W1 = np.random.randn(d_embedding, d_feed_forward)
b1 = np.random.randn(d_feed_forward)
W2 = np.random.randn(d_feed_forward, d_embedding)
b2 = np.random.randn(d_embedding)

attn = multihead_attention(E, WQs, WKs, WVs)
# Z(x) = LayerNorm(x + Attention(x)) -> LayerNorm(E + attn(E))
# 1.1 mean of E+attn(E) accross the embedding dimension
mean = (E + attn).mean(axis=1, keepdims=True)
mean

array([[-28.51127031],
       [-27.33706259]])

In [31]:
var = (E + attn).var(axis=1, keepdims=True)
var

array([[2268.1795805],
       [2311.7727231]])

In [41]:
# Assuming for simplification
epsilon = 0.000001
gamma = 1
beta = 0
norm = (E + attn) - mean / np.sqrt(var + epsilon) * gamma + beta
norm

array([[ 51.8491194 , -36.07429372, -70.07217858, -57.35310153],
       [ 53.79726931, -35.15201909, -69.21674721, -56.50249777]])

In [34]:
def layer_norm(x: np.array, epsilon: float=1e-6) -> np.array:
    mean = x.mean(axis=1, keepdims=True)
    var = x.var(axis=1, keepdims=True)
    return x - mean / np.sqrt(var + epsilon) * gamma + beta

In [44]:
print(layer_norm(E + attn) == norm)
layer_norm(E + attn)

[[ True  True  True  True]
 [ True  True  True  True]]


array([[ 51.8491194 , -36.07429372, -70.07217858, -57.35310153],
       [ 53.79726931, -35.15201909, -69.21674721, -56.50249777]])

In [66]:
d_embedding = 4
d_key = d_value = d_query = 4
d_feed_forward = 8
n_attention_heads = 2
epsilon = 1e-6
gamma = 1
beta = 0

def softmax(mat: np.array) -> np.array:
    return np.exp(mat) / np.sum(a=np.exp(mat), axis=1, keepdims=True)


def attention(E: np.array, WQ: np.array, WK: np.array, WV: np.array) -> np.array:
    Q = E @ WQ
    K = E @ WK
    V = E @ WV

    return softmax((Q @ K.T) / np.sqrt(K.shape[1])) @ V


def multihead_attention(x, WQs, WKs, WVs) -> np.array:
    attentions = np.concatenate(
        [attention(x, WQ, WK, WV) for WQ, WK, WV in zip(WQs, WKs, WVs)], axis=1
    )
    W = np.random.randn(n_attention_heads * d_value, d_embedding)
    return attentions @ W


def relu(x: np.array) -> np.array:
    return np.maximum(0, x)


def feed_forward(
    x: np.array, W1: np.array, W2: np.array, b1: np.array, b2: np.array
) -> np.array:
    return relu(x @ W1 + b1) @ W2 + b2


def layer_norm(x: np.array, epsilon: float=1e-6) -> np.array:
    mean = x.mean(axis=1, keepdims=True)
    # var = x.var(axis=1, keepdims=True)  # NOTE: variance is the standard deviation squared
    # To lower the amount of calcuations (avoid calc. var and then sqrt in the denominator) we calculate the std dev
    std_dev = x.std(axis=1, keepdims=True)
    return (x - mean) / std_dev + epsilon * gamma + beta

# New definition with layer normalization and residual connections
def encoder_block(
    x: np.array,
    WQs: np.array,
    WKs: np.array,
    WVs: np.array,
    W1: np.array,
    W2: np.array,
    b1: np.array,
    b2: np.array,
) -> np.array:
    Z = multihead_attention(x, WQs, WKs, WVs)
    Z = layer_norm(x + Z)  # LayerNorm of the Residual on attention output
    output = feed_forward(Z, W1, W2, b1, b2)

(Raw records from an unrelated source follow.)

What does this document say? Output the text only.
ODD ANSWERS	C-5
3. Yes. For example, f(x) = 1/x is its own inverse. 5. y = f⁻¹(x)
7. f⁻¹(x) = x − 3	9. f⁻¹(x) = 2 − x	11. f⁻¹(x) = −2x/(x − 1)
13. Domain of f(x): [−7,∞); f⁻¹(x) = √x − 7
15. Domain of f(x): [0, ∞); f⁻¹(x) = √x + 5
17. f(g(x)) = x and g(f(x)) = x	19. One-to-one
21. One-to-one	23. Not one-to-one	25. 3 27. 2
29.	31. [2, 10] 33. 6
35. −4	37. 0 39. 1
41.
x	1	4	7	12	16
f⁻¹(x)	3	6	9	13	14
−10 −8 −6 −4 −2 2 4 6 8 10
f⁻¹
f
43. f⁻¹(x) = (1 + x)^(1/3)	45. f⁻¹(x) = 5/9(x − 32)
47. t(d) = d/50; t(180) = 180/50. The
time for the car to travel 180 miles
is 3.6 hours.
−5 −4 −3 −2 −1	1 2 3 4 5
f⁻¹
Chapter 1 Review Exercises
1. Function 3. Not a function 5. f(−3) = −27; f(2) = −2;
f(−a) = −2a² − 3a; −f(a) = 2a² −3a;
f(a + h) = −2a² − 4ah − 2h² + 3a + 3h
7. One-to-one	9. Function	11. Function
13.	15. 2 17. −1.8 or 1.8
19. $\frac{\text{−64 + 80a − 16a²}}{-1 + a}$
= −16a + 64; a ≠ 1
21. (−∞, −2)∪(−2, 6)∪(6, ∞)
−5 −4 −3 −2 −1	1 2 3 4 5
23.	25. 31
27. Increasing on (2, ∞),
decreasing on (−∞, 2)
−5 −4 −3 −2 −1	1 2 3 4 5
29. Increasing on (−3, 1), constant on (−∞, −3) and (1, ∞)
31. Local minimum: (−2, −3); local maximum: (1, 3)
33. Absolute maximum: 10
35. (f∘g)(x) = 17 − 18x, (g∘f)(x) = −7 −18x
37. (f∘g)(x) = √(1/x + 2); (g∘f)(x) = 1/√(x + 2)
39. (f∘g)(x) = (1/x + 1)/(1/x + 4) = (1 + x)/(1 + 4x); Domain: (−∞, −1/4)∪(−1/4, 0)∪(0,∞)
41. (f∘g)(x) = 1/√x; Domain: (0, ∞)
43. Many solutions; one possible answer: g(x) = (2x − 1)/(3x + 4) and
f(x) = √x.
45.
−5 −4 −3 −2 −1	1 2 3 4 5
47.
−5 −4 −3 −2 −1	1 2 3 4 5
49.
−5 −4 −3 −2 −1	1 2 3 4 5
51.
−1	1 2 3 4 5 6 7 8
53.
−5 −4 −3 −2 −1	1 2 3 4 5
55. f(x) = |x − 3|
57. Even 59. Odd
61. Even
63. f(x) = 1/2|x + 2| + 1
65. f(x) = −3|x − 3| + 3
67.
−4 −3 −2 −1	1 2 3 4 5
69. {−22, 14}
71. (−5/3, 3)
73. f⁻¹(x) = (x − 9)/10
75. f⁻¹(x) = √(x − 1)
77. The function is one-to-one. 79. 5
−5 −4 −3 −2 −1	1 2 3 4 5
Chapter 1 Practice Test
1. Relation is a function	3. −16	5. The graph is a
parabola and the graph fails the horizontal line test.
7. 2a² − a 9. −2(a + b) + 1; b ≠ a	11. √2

    return layer_norm(Z + output)  # LayerNorm of the Residual on FFN output


def random_encoder_block(x: np.array) -> np.array:
    WQs = [np.random.randn(d_embedding, d_query) for _ in range(n_attention_heads)]
    WKs = [np.random.randn(d_embedding, d_key) for _ in range(n_attention_heads)]
    WVs = [np.random.randn(d_embedding, d_value) for _ in range(n_attention_heads)]

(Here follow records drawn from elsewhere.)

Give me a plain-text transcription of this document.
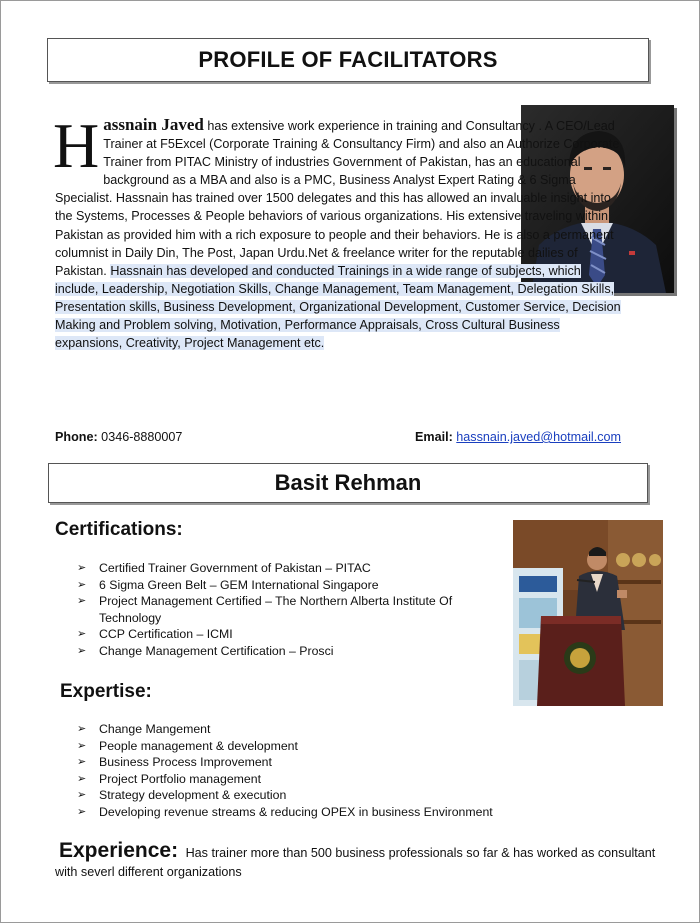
PROFILE OF FACILITATORS
H assnain Javed has extensive work experience in training and Consultancy . A CEO/Lead Trainer at F5Excel (Corporate Training & Consultancy Firm) and also an Authorize Corporate Trainer from PITAC Ministry of industries Government of Pakistan, has an educational background as a MBA and also is a PMC, Business Analyst Expert Rating & 6 Sigma Specialist. Hassnain has trained over 1500 delegates and this has allowed an invaluable insight into the Systems, Processes & People behaviors of various organizations. His extensive traveling within Pakistan as provided him with a rich exposure to people and their behaviors. He is also a permanent columnist in Daily Din, The Post, Japan Urdu.Net & freelance writer for the reputable dailies of Pakistan. Hassnain has developed and conducted Trainings in a wide range of subjects, which include, Leadership, Negotiation Skills, Change Management, Team Management, Delegation Skills, Presentation skills, Business Development, Organizational Development, Customer Service, Decision Making and Problem solving, Motivation, Performance Appraisals, Cross Cultural Business expansions, Creativity, Project Management etc.
Phone: 0346-8880007	Email: hassnain.javed@hotmail.com
Basit Rehman
Certifications:
➢ Certified Trainer Government of Pakistan – PITAC
➢ 6 Sigma Green Belt – GEM International Singapore
➢ Project Management Certified – The Northern Alberta Institute Of Technology
➢ CCP Certification – ICMI
➢ Change Management Certification – Prosci
Expertise:
➢ Change Mangement
➢ People management & development
➢ Business Process Improvement
➢ Project Portfolio management
➢ Strategy development & execution
➢ Developing revenue streams & reducing OPEX in business Environment
Experience: Has trainer more than 500 business professionals so far & has worked as consultant with severl different organizations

    W1 = np.random.randn(d_embedding, d_feed_forward)
    b1 = np.random.randn(d_feed_forward)
    W2 = np.random.randn(d_feed_forward, d_embedding)
    b2 = np.random.randn(d_embedding)

    return encoder_block(x, WQs, WKs, WVs, W1, W2, b1, b2)

In [67]:
def encoder(x, n=6):
    for _ in range(n):
        x = random_encoder_block(x)
    return x


encoder(E)

array([[-0.79123393,  1.40275105, -1.08654597,  0.47503285],
       [-0.79123088,  1.40275248, -1.08654759,  0.47502999]])

Amazing! These values make sense and we don’t get NaNs! 

The idea of the stack of encoders is that they output a continuous representation, z, 
that captures the meaning of the input sequence. 

This representation is then passed to the decoder, which will genrate an output sequence of symbols, one element at a time.